Erin Jackson is a FoodCorps Service Member in Bozeman.
“I know why it’s called a beet: because it’s red and it’s good for your heart! Yummy, my heart wants more!”
Although not all students enjoy roasted beets, this kindergartner sure does! It also appears that vegetable painting spurs critical thinking in the young mind—one more benefit of eating vegetables!
We celebrated American Heart Month with Hyalite kindergartners and first graders this year with beets.
We began our lesson with a discussion on the importance of maintaining a healthy heart and ways in which to do this in our everyday lives, like exercising and eating healthy. As it turns out, red fruits and vegetables are especially good for the heart thanks to powerful antioxidants like lycopene and anthocyanins.
What better way to recognize American Heart Month than to make art with this bright red vegetable?
Students had a blast painting with beet juice to the prompt: “What makes your heart ‘beet’?” Responses ranged from “running” to “playing tag” to “looking at the stars”.

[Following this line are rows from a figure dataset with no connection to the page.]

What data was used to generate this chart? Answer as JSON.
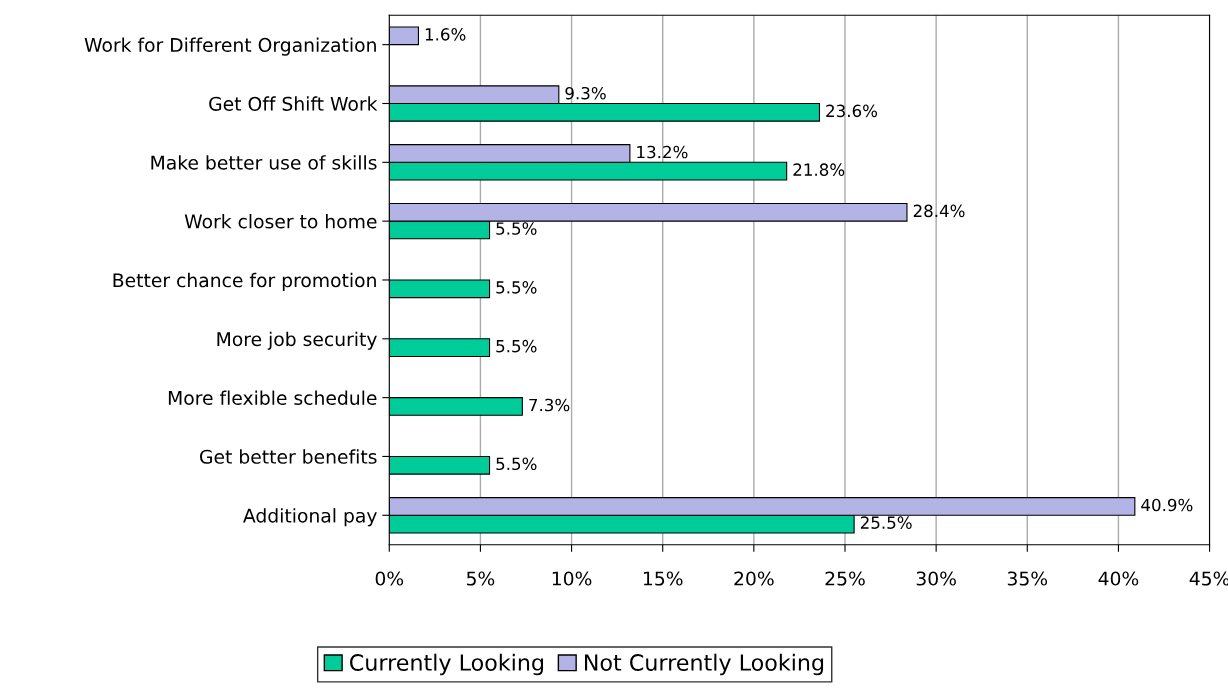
{
  "chart_data": {
    "type": "bar",
    "orientation": "horizontal",
    "categories": [
      "Work for Different Organization",
      "Get Off Shift Work",
      "Make better use of skills",
      "Work closer to home",
      "Better chance for promotion",
      "More job security",
      "More flexible schedule",
      "Get better benefits",
      "Additional pay"
    ],
    "series": [
      {
        "name": "Currently Looking",
        "color": "#00cc99",
        "values": [
          null,
          23.6,
          21.8,
          5.5,
          5.5,
          5.5,
          7.3,
          5.5,
          25.5
        ],
        "value_labels": [
          null,
          "23.6%",
          "21.8%",
          "5.5%",
          "5.5%",
          "5.5%",
          "7.3%",
          "5.5%",
          "25.5%"
        ]
      },
      {
        "name": "Not Currently Looking",
        "color": "#b3b3e6",
        "values": [
          1.6,
          9.3,
          13.2,
          28.4,
          null,
          null,
          null,
          null,
          40.9
        ],
        "value_labels": [
          "1.6%",
          "9.3%",
          "13.2%",
          "28.4%",
          null,
          null,
          null,
          null,
          "40.9%"
        ]
      }
    ],
    "xlim": [
      0,
      45
    ],
    "xticks": [
      {
        "value": 0,
        "label": "0%"
      },
      {
        "value": 5,
        "label": "5%"
      },
      {
        "value": 10,
        "label": "10%"
      },
      {
        "value": 15,
        "label": "15%"
      },
      {
        "value": 20,
        "label": "20%"
      },
      {
        "value": 25,
        "label": "25%"
      },
      {
        "value": 30,
        "label": "30%"
      },
      {
        "value": 35,
        "label": "35%"
      },
      {
        "value": 40,
        "label": "40%"
      },
      {
        "value": 45,
        "label": "45%"
      }
    ],
    "grid": "x",
    "legend": "bottom"
  }
}
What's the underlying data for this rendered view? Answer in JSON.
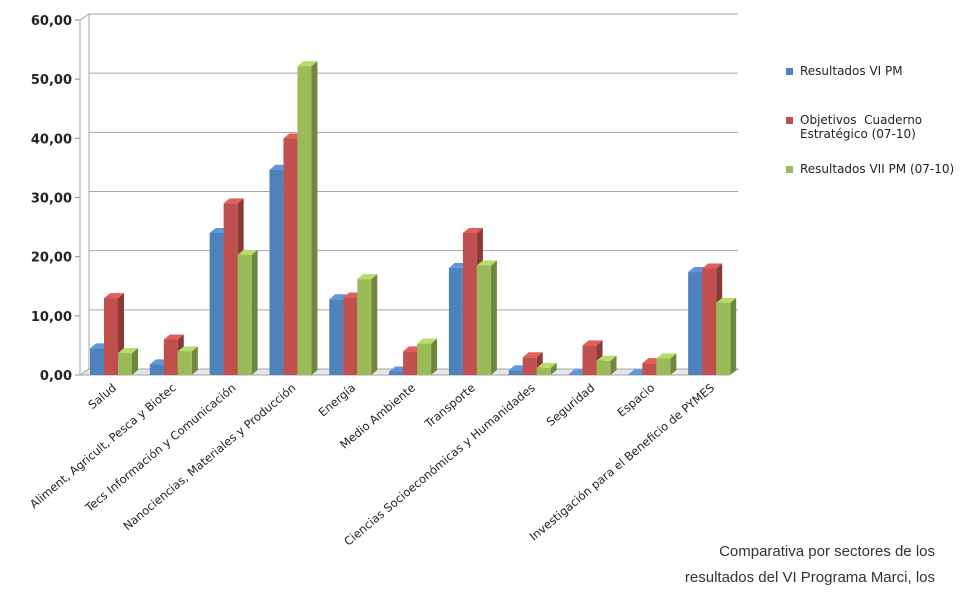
{
  "chart_data": {
    "type": "bar",
    "style": "3d-clustered-column",
    "categories": [
      "Salud",
      "Aliment, Agricult, Pesca y Biotec",
      "Tecs Información y Comunicación",
      "Nanociencias, Materiales y Producción",
      "Energía",
      "Medio Ambiente",
      "Transporte",
      "Ciencias Socioeconómicas y Humanidades",
      "Seguridad",
      "Espacio",
      "Investigación para el Beneficio de PYMES"
    ],
    "series": [
      {
        "name": "Resultados VI PM",
        "color": "#4F81BD",
        "values": [
          4.5,
          1.8,
          24.0,
          34.7,
          12.8,
          0.6,
          18.1,
          0.8,
          0.1,
          0.1,
          17.4
        ]
      },
      {
        "name": "Objetivos  Cuaderno Estratégico (07-10)",
        "color": "#C0504D",
        "values": [
          13.0,
          6.0,
          29.0,
          40.0,
          13.1,
          4.0,
          24.0,
          3.0,
          5.0,
          2.0,
          18.0
        ]
      },
      {
        "name": "Resultados VII PM (07-10)",
        "color": "#9BBB59",
        "values": [
          3.7,
          4.0,
          20.3,
          52.2,
          16.2,
          5.3,
          18.5,
          1.2,
          2.4,
          2.8,
          12.2
        ]
      }
    ],
    "y_ticks": [
      "0,00",
      "10,00",
      "20,00",
      "30,00",
      "40,00",
      "50,00",
      "60,00"
    ],
    "ylim": [
      0,
      60
    ],
    "grid": true,
    "legend_position": "right",
    "title": "",
    "xlabel": "",
    "ylabel": ""
  },
  "caption": {
    "line1": "Comparativa por sectores de los",
    "line2": "resultados del VI Programa Marci, los"
  }
}
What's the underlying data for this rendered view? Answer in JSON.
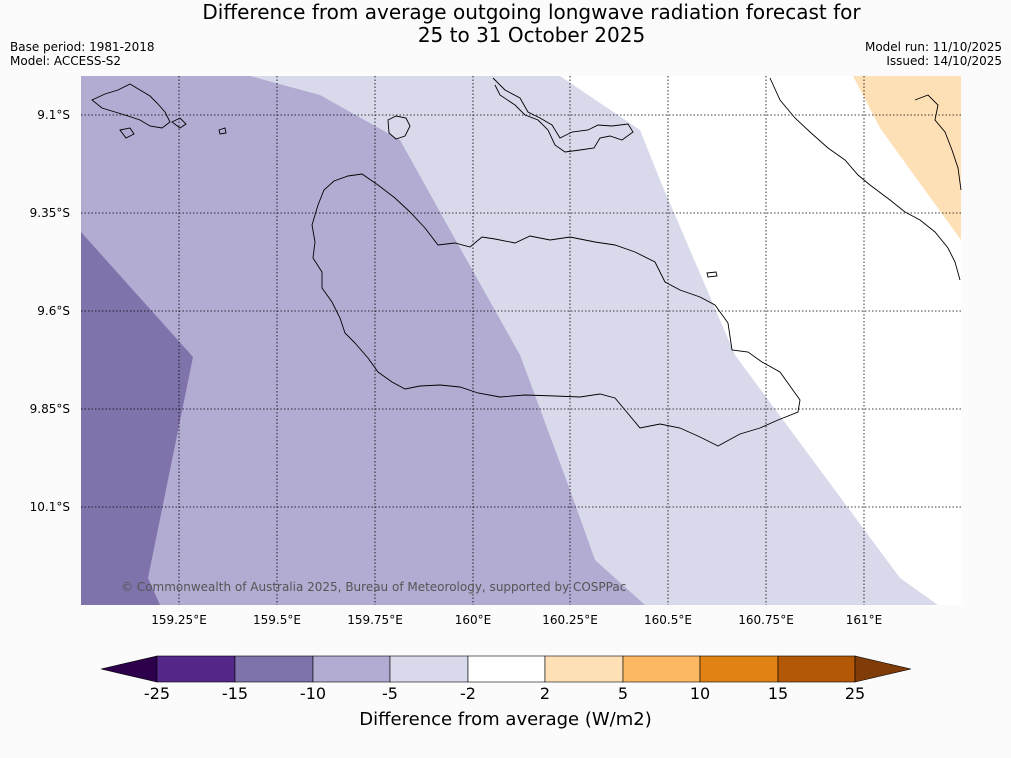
{
  "header": {
    "title_line1": "Difference from average outgoing longwave radiation forecast for",
    "title_line2": "25 to 31 October 2025",
    "base_period": "Base period: 1981-2018",
    "model": "Model: ACCESS-S2",
    "model_run": "Model run: 11/10/2025",
    "issued": "Issued: 14/10/2025"
  },
  "map": {
    "y_ticks": [
      "9.1°S",
      "9.35°S",
      "9.6°S",
      "9.85°S",
      "10.1°S"
    ],
    "x_ticks": [
      "159.25°E",
      "159.5°E",
      "159.75°E",
      "160°E",
      "160.25°E",
      "160.5°E",
      "160.75°E",
      "161°E"
    ],
    "copyright": "© Commonwealth of Australia 2025, Bureau of Meteorology, supported by COSPPac",
    "lat_range": [
      -10.35,
      -9.0
    ],
    "lon_range": [
      159.0,
      161.25
    ]
  },
  "colorbar": {
    "ticks": [
      "-25",
      "-15",
      "-10",
      "-5",
      "-2",
      "2",
      "5",
      "10",
      "15",
      "25"
    ],
    "colors": [
      "#2d004b",
      "#542788",
      "#8073ac",
      "#b2abd2",
      "#d8daeb",
      "#ffffff",
      "#fee0b6",
      "#fdb863",
      "#e08214",
      "#b35806",
      "#7f3b08"
    ],
    "label": "Difference from average (W/m2)"
  }
}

They all tasted roasted beets at the end of the lesson, which turned out to be especially exciting when they discovered that their fingers, teeth, and lips were dyed bright red.
Heart health has been on my mind recently since reading a NY Times article highlighting a study on the effects of a Mediterranean diet on heart disease.
The study followed over 7000 people in Spain who were considered at high risk for heart disease based on known risk factors including being overweight and smoking, among others. The results were striking. Participants who followed the Mediterranean diet for five years had a 30% lower risk of heart disease than those on a typical low-fat diet. The Mediterranean diet consists of fruits, vegetables, beans, fish, nuts, and olive oil, all of which are beneficial to our health when eaten in moderation.
Meanwhile, our nation is facing a public health crisis driven by the Western diet. The processed, sugary foods we find on the supermarket shelves in this country are bad for our health. We know that. We also know that diets rich in whole foods are good for us.
Which is why I focus on “real” foods in all of my lessons with FoodCorps: foods that are whole and unprocessed. The students at Hyalite may not remember who I am or the day we painted with beets. But I’m confident that they will remember that eating beets is healthy. And that is knowledge they will carry with them for a long time to come.